For experiments, a subset (of 14 games) is selected from Atari ALE (Arcade Learning Environment) with sticky actions.
Each experiment is repeated with three seeds.
Rainbow is used as the base algorithm.
Total number of gradient updates and batch size (per gradient update) are fixed for all the experiments.
Rainbow used replay capacity of 1M and oldest policy of age 250K.
In experiments, replay capacity varies from 0.1M to 10M ( 5 values), and the age of the oldest policy varies from 25K to 25M (4 values).
With the age of the oldest policy fixed, performance improves with higher replay capacity, probably due to increased state-action coverage.
With fixed replay capacity, reducing the oldest policy’s age improves performance, probably due to the reduced off-policyness of the data in the replay buffer.
However, in some specific instances (with sparse reward, hard exploration setup), performance can drop when reducing the oldest policy’s age.
Increasing replay capacity, while keeping the replay ratio fixed, provides varying improvements and depends on the particular values of replacy capacity and replay ratio.
The paper reports the effect of these choices for DQN as well.
Unlike Rainbow, DQN does not improve with larger replay capacity, irrespective of whether the replay ratio or age of the oldest policy is kept fixed.
Given that the Rainbow agent is a DQN agent with additional components, the paper explores which of these components leads to an improvement in Rainbow’s performance as replay capacity increases.
Additive Experiments
Four new DQN variants are created by adding each of Rainbow’s four components to the base DQN agent.

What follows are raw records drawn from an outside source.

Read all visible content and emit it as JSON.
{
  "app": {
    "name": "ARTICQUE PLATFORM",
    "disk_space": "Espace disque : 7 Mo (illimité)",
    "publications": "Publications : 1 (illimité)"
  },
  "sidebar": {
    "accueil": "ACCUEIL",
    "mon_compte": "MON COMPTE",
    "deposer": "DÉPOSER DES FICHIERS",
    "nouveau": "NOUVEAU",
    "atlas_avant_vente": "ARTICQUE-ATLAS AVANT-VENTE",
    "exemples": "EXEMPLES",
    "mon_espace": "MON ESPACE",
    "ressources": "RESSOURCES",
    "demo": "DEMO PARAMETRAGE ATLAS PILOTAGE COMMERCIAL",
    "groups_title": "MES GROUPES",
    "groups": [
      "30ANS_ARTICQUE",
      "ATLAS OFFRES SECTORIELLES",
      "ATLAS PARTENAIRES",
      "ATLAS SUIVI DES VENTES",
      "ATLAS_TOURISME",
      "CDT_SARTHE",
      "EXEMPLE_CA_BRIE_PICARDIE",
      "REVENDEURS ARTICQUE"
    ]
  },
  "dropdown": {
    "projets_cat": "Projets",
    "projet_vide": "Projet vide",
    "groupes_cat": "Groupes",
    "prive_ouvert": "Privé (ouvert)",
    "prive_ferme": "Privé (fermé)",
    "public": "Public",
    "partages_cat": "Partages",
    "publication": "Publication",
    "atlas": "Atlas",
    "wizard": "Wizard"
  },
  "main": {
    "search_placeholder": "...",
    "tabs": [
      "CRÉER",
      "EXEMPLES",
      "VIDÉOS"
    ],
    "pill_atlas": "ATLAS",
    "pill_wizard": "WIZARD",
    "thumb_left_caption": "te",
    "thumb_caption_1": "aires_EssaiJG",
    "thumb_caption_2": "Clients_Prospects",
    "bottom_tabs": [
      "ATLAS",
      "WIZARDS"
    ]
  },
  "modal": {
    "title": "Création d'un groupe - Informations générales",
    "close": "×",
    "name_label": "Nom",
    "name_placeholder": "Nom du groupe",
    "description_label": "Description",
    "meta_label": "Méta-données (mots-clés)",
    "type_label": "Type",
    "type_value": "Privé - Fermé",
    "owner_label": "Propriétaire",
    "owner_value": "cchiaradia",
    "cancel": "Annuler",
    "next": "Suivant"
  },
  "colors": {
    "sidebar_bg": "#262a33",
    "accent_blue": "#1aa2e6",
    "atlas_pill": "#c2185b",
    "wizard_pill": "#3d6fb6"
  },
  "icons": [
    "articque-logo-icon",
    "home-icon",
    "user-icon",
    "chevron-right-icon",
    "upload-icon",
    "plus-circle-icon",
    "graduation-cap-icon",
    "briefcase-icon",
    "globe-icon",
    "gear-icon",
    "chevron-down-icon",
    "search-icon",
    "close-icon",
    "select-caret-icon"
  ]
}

DQN with n-step returns is the only variant that benefits by increased replay capacity.
The usefulness of n-step returns is further validated by verifying that Rainbow agent without n-step returns does not benefit by increased replay capacity. While Rainbow agent without any other component benefits by the increased capacity.
Prioritized Experience Replay does not significantly affect the performance with increased replay capacity.
The observation that n-step returns are critical for taking advantage of larger replay sizes is surprising because the uncorrected n-step returns are theoretically not suitable for off-policy learning.
The paper tests the limits of increasing replay capacity (with n-step returns) by performing experiments in the offline-RL setup, the agent collects a dataset of about 200M frames. These frames are used to train another agent.
Even in this extreme setup, n-step returns improve the learning agent’s performance.
Why do n-step returns help?
Hypothesis 1: n-step returns help to counter the increased off-policyness produced by a larger replay buffer.
- This hypothesis does not seem to hold as keeping the oldest policy fixed or using the same contrastive factor as an n-step update does not improve the 1-step update’s performance.
Hypothesis 2: Increasing the replay buffer’s capacity may reduce the variance of the n-step returns.
This hypothesis is evaluated by training on environments with lesser variance or by turning off the sticky actions in the atari domain.
While the hypothesis does explain the gains by using n-step returns to some extent, n-step gains are observed even in environments with low variance.